Neodymium-Iron-Boron (Nd—Fe—B) alloy magnets have generally been the permanent magnets with the highest available performance. Accordingly, Nd—Fe—B magnets are used in a number of applications, such as MRI and computer-related applications. Demand for Nd—Fe—B magnets has been continuously increasing, in particular from green energy applications, such as electric vehicles and gearless wind turbines. For these applications, the magnets may need to work at high temperatures, which is currently a weak point of Nd—Fe—B magnets. Nd—Fe—B magnets have a low Curie temperature (˜312° C.) compared with other permanent magnets, such as Alnico and Sm—Co magnets. The magnetic performance of Nd—Fe—B magnets may decay rapidly with increasing temperature. Therefore, for high temperature applications, the remanence and coercivity may be important properties.
For anisotropic Nd—Fe—B magnets, which are the magnets used for many high-performance applications, remanence can be enhanced by improving the alignment of the hard magnetic Nd2Fe14B grains. There are different approaches to increase the coercivity of Nd—Fe—B magnets. One method is to substitute Dysprosium (Dy) or Terbium (Tb) for Nd in the magnets, since (Dy,Tb)2Fe14B has a much higher anisotropy field than Nd2Fe14B. However, this coercivity enhancement may come at the expense of decreased saturation magnetization. To make the magnet work stably at 200° C., 10 wt. % Dy may be added into the magnet, which causes a significant decrease in remanence and (BH)max. In addition, Dy and Tb are much less abundant in the earth compared to the light rare earth elements, such as Nd and Pr. The heavy rare earth (HRE) elements (e.g., Dy and Tb) are the least abundant of the rare earth (RE) elements.

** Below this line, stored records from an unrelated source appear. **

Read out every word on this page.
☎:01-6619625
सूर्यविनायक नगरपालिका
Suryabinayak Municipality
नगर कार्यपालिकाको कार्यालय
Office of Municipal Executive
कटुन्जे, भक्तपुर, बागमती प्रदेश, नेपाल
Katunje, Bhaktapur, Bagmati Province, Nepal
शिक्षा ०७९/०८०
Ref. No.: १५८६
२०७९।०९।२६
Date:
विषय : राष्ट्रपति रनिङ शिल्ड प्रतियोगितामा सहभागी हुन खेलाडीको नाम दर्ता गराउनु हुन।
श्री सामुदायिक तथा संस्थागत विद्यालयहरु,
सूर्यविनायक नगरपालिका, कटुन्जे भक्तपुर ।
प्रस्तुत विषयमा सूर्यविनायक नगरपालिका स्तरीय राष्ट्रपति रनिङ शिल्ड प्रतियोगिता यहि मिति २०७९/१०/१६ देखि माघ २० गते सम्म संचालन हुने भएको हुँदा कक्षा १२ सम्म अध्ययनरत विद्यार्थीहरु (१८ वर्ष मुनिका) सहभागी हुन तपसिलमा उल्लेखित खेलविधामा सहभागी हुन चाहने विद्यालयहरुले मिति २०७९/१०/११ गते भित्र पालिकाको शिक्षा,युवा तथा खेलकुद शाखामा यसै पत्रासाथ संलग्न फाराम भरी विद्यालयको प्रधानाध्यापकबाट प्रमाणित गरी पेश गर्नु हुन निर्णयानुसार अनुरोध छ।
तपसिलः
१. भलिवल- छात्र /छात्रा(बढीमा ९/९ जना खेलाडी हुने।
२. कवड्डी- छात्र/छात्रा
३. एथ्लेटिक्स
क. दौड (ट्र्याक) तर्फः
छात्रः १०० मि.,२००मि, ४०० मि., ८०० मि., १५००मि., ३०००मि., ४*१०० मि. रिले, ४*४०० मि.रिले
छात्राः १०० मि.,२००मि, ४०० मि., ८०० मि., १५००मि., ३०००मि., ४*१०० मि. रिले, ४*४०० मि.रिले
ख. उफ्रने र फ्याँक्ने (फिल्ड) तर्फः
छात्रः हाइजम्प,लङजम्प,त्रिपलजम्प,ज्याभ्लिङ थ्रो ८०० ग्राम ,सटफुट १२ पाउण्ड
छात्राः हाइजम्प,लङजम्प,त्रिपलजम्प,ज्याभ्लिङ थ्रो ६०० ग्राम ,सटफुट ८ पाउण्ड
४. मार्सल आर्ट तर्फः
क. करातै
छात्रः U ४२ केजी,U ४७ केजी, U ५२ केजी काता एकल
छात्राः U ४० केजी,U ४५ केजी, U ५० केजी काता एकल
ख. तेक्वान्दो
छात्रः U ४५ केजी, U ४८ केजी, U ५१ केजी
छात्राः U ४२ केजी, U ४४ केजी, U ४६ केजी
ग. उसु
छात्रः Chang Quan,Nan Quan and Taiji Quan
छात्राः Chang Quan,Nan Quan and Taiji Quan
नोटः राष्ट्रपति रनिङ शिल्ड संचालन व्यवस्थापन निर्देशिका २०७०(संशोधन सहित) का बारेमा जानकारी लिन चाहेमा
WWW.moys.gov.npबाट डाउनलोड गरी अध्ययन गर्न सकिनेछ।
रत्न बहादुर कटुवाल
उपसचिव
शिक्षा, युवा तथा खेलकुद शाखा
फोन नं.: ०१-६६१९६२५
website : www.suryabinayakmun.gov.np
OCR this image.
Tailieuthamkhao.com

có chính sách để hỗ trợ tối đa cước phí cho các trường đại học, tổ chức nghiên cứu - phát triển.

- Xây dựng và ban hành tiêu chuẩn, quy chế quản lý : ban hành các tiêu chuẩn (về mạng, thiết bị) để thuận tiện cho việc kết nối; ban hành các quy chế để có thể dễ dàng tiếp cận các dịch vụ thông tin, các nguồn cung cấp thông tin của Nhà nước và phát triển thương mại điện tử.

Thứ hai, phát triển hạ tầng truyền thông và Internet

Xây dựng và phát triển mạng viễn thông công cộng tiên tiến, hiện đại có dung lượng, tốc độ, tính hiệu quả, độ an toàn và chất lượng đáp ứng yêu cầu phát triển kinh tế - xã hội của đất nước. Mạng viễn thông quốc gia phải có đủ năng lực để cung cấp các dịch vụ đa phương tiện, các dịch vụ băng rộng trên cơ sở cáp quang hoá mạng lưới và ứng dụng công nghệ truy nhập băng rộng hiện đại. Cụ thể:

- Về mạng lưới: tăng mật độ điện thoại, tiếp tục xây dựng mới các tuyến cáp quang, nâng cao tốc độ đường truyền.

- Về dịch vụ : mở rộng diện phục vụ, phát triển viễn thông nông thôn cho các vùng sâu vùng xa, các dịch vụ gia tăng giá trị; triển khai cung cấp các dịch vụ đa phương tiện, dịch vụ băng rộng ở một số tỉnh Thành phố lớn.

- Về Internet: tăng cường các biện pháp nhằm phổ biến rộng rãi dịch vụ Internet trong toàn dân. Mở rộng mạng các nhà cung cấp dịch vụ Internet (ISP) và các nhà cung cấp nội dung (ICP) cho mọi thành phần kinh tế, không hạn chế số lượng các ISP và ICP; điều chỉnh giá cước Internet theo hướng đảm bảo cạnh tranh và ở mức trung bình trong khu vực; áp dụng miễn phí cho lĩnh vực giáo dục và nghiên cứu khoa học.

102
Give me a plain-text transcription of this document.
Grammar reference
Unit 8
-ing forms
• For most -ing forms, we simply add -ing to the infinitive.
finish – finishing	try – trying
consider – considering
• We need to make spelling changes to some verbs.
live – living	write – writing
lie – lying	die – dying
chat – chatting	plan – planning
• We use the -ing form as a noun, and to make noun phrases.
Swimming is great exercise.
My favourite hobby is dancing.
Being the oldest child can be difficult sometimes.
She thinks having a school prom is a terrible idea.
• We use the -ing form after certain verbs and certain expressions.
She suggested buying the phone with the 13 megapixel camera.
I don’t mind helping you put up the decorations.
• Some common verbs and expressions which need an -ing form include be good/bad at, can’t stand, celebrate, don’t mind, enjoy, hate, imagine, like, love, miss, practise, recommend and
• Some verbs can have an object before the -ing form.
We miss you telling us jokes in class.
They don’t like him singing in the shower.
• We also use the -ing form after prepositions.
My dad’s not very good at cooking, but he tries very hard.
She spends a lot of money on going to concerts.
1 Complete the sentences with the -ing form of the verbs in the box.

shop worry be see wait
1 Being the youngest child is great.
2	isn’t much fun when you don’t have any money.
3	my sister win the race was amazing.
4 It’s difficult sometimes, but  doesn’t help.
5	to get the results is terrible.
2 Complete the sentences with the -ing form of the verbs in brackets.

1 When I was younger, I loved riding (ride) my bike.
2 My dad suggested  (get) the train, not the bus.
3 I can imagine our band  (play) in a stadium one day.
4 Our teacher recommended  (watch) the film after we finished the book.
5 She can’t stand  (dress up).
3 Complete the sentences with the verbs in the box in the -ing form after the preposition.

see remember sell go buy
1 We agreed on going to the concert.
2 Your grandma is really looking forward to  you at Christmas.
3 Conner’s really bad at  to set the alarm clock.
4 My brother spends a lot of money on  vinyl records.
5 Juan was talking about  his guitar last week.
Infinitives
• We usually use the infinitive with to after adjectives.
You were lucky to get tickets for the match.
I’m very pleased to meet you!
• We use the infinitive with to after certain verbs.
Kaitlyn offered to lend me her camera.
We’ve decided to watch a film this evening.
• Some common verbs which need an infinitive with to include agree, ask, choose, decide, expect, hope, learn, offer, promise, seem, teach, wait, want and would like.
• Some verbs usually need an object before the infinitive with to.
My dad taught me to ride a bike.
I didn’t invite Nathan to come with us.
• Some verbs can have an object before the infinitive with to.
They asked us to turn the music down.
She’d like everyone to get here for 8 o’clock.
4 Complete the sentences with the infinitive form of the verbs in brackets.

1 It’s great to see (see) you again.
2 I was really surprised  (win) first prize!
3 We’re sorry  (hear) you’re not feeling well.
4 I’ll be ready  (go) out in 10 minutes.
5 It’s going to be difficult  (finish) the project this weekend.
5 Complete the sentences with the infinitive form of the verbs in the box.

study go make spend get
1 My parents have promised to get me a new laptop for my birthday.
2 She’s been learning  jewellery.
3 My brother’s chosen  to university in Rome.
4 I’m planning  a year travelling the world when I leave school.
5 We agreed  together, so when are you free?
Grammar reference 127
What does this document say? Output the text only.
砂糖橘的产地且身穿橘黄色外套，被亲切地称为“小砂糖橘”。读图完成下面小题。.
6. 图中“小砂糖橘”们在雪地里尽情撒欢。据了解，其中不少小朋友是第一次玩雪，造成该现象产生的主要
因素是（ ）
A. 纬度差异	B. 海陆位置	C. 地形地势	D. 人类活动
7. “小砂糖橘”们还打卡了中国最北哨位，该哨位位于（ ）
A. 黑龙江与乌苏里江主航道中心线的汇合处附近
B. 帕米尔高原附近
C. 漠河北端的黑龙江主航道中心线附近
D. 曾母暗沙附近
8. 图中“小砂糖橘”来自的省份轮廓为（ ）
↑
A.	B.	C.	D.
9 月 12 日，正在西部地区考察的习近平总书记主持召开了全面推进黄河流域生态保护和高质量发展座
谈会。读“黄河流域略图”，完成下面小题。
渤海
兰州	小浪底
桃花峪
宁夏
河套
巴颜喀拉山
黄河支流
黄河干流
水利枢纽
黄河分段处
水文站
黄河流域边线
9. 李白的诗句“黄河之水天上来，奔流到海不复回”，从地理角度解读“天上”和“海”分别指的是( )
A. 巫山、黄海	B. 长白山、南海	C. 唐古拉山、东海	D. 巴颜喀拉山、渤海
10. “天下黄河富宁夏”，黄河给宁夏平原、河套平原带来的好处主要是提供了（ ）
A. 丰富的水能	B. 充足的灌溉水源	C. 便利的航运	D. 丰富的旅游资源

Recently, alternative approaches have been developed to decrease the use of Dy/Tb in sintered Nd—Fe—B magnets for high temperature applications, including the double alloy method and the grain boundary diffusion method. The aim of both methods is to form a shell of heavy rare earth rich R2Fe14B phase on the surface of the hard magnetic grains. The increased anisotropy field in the shell prevents the nucleation of reversed domains when the magnet is exposed to an external demagnetizing field. Despite the fact that the Dy/Tb content can be decreased by nearly 50%, Dy or Tb is still needed in these magnets.